If you just need to hydrate your eyes, chances are your drops are just salted water
They’re repurposed Borg nanobots in saline solution.
TBH that would absolutely be worth $2700 to me.
My infusions are 10k. It gets cut by half for insurance. The drug company has like 20k in credits set aside per patient. They pay $10 of my $15 copay with that.
It’s ridiculous.
It’s actually a pretty clever scheme by drug companies to foist the cost of medicine development AND supplying uninsured people onto insurance companies (and from there, the cost is passed on to people with insurance). I just don’t understand how it’s legal, or why the insurance companies - who are supposed to have such great collective bargaining power - accept this status quo.
I have noticed that it only seems to happen with very expensive, very recently developed drugs which are not yet part of the insurance companies recommended therapies, and they typically require a prior authorization (special approval based on the doctor stating there is a medical necessity for this, and only this, drug).
It’s actually a pretty clever scheme by drug companies to foist the cost of medicine development AND supplying uninsured people onto insurance companies (and from there, the cost is passed on to people with insurance).
Hey now.
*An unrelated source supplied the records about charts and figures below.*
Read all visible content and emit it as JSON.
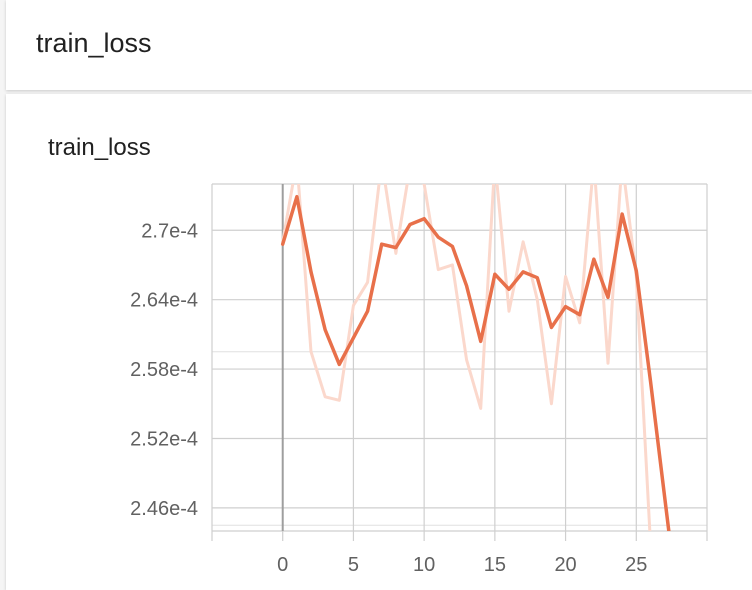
{
  "header": {
    "title": "train_loss"
  },
  "card": {
    "title": "train_loss"
  },
  "colors": {
    "smoothed": "#e8704a",
    "raw": "#fbd8cc",
    "grid": "#cfcfcf",
    "axis": "#9e9e9e"
  },
  "chart_data": {
    "type": "line",
    "title": "train_loss",
    "xlim": [
      -5,
      30
    ],
    "ylim": [
      0.000244,
      0.000274
    ],
    "x_ticks": [
      0,
      5,
      10,
      15,
      20,
      25
    ],
    "x_tick_labels": [
      "0",
      "5",
      "10",
      "15",
      "20",
      "25"
    ],
    "y_ticks": [
      0.000246,
      0.000252,
      0.000258,
      0.000264,
      0.00027
    ],
    "y_tick_labels": [
      "2.46e-4",
      "2.52e-4",
      "2.58e-4",
      "2.64e-4",
      "2.7e-4"
    ],
    "grid": true,
    "series": [
      {
        "role": "raw",
        "x": [
          0,
          1,
          2,
          3,
          4,
          5,
          6,
          7,
          8,
          9,
          10,
          11,
          12,
          13,
          14,
          15,
          16,
          17,
          18,
          19,
          20,
          21,
          22,
          23,
          24,
          25,
          26
        ],
        "y": [
          0.000269,
          0.000276,
          0.0002595,
          0.0002556,
          0.0002553,
          0.0002635,
          0.0002655,
          0.000276,
          0.000268,
          0.0002755,
          0.000274,
          0.0002666,
          0.000267,
          0.0002588,
          0.0002546,
          0.000276,
          0.000263,
          0.000269,
          0.000264,
          0.000255,
          0.000266,
          0.000262,
          0.000276,
          0.0002585,
          0.000276,
          0.000266,
          0.000243
        ]
      },
      {
        "role": "smoothed",
        "x": [
          0,
          1,
          2,
          3,
          4,
          5,
          6,
          7,
          8,
          9,
          10,
          11,
          12,
          13,
          14,
          15,
          16,
          17,
          18,
          19,
          20,
          21,
          22,
          23,
          24,
          25,
          26,
          27.3
        ],
        "y": [
          0.0002688,
          0.0002729,
          0.0002664,
          0.0002614,
          0.0002584,
          0.0002607,
          0.000263,
          0.0002688,
          0.0002685,
          0.0002705,
          0.000271,
          0.0002694,
          0.0002686,
          0.0002652,
          0.0002604,
          0.0002662,
          0.0002649,
          0.0002664,
          0.0002659,
          0.0002616,
          0.0002634,
          0.0002627,
          0.0002675,
          0.0002642,
          0.0002714,
          0.0002665,
          0.000257,
          0.000244
        ]
      }
    ]
  }
}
You forgot that research for 99% of novel drugs discovered this century was funded in at least equal portions by public grants (paid for via taxes). So, the drug companies are really triple-dipping there.
Exactly this. The only annoying part is that it then doesn’t count toward your deductable and out of pocket maximum. It’s crazy how nominally $1k+ medicines become like $30 when you pay without insurance.
American health insurance is gambling
The involvement of actuaries is a dead giveaway.
All insurance is. So are warranties.